El caso de la británica Mary Horner fascinó a la autora Fernanda Castaño: “El padre, un geólogo bastante importante de la Sociedad Geológica de Londres, inculcó las vocaciones científicas de sus dos hijas mujeres. La hermana de Mary se dedicó a la botánica. No solo hacía ilustraciones de lo que veía en el campo, sino que trataba de estudiarlo. Eso me parece un ejemplo fantástico”, dice.
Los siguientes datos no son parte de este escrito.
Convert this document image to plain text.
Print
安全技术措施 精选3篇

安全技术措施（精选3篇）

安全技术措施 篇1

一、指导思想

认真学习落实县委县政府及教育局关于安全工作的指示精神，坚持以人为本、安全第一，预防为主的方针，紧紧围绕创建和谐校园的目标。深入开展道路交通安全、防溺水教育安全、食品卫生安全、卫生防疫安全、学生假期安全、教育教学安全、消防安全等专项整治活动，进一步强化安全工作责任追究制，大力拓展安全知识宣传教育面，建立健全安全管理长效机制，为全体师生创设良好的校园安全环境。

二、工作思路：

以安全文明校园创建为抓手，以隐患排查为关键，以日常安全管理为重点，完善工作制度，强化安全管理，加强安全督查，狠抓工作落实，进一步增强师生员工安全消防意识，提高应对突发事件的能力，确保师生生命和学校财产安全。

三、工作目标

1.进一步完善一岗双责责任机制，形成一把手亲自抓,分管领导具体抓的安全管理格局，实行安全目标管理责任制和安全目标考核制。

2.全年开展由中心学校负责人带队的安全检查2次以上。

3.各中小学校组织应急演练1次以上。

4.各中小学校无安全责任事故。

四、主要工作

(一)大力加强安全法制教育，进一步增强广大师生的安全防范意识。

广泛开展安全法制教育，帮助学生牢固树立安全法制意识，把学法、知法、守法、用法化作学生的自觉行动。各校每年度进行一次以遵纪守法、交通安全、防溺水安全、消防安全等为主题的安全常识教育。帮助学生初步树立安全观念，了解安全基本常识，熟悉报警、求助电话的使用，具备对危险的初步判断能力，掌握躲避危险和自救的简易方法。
Esos padres no daban a sus hijas la esperable educación de esposas y anfitrionas, sino que parecían desearles una vida más estimulante y exploradora, formándolas en ciencias e idiomas.
Algunas relaciones fueron tan progresistas que parecen fuera de contexto. Como la de la hawaiana Annie Montague Alexander con su padre, en siglo XIX, que destaca el paleontólogo Apesteguía, segundo autor del libro. “La hizo súper independiente y de hábitos que, para la época, eran muy masculinos. Ella tiraba con rifle, cazaba, escalaba con él. De hecho, el padre muere en una expedición en África, en las cataratas Victoria, aplastado por una roca, delante de ella”. Castaño agrega que “era lesbiana, tuvo muchas compañeras femeninas en su vida y él nunca tuvo problemas en aceptarlo, la apoyaba. Fue un personaje muy interesante”.
Una de las científicas más famosas, con libros y películas sobre su vida, es Mary Anning. Su padre era un modesto carpintero y aficionado a los fósiles que la entrenó, junto a su hermano, en la recolección de fósiles. Gracias a su influencia, ella fue capaz de encontrar los primeros restos de varios especímenes que luego se volvieron populares como los del Ictiosaurio, el Plesiosaurio –el primero completo-, el primer pterosaurio hallado fuera de Alemania y numerosos smmonites, una especie de caracol con tentáculos de hace 400 millones de años.
A pesar de esos inicios prometedores, las mujeres quedaron atrapadas en lo pequeño, las plantas, el aire o el agua. Es decir, en los huecos disciplinares que los hombres no estuvieron interesados en ocupar. “No hay muchas mujeres que se hayan dedicado a estudiar dinosaurios. En general, eran micropaleontólogas o paleobotánicas. No iban normalmente a hacer prospecciones porque no se lo permitían. Eso era algo masculino, así que les quedaban los temas que los varones no trabajaban”, explica la apasionada Castaño. “Actualmente, inclusive, hay una tendencia a que muchísimas mujeres paleontólogas trabajen, en el caso de vertebrados, en mamíferos o reptiles marinos. Entonces no hay tantas mujeres trabajando en dinosaurios porque los hombres se ocuparon de los grandes saurios”.
El descubrimiento de la trayectoria de estas científicas tocó a Apesteguía de un modo personal. “No me había dado cuenta de que no había mujeres en determinados temas hasta que, ya escrito el libro, me puse a buscar y vi que una de las grandes pioneras en Argentina fue mi directora Zulma –Brandoni de Gasparini”. Él reconoce que “todavía hay pocas mujeres en los temas estrella de la paleontología”. Aunque la fama popular no sea la motivación de quienes se dedican a las ciencias, la escasa visibilidad que las científicas tienen en la población afecta el estímulo de otras vocaciones y su valoración social.
Aquel vínculo solidario entre padres e hijas que impulsó a las primeras paleontólogas y geólogas se recicla de algún modo en la alianza de los autores de Mujeres de las Piedras. El versado investigador Apesteguía descubrió el blog de Castaño y le propuso escribir el libro. “Me asombró muchísimo lo que publicaba, descubrí historias gracias a ella y me inspiró para contactarla y charlar la idea”, cuenta el paleontólogo. Ella lo relata como un logro futbolístico. “Imagina. Estudio paleontología y me contacta Sebastián Apesteguía para escribir el libro. Fue como si me hubiesen ascendido a la primera de River”.
A pesar de que el libro es muy amplio, los autores continúan descubriendo biografías relevantes de científicas en todo el mundo, por lo que ya están pensando en una segunda parte.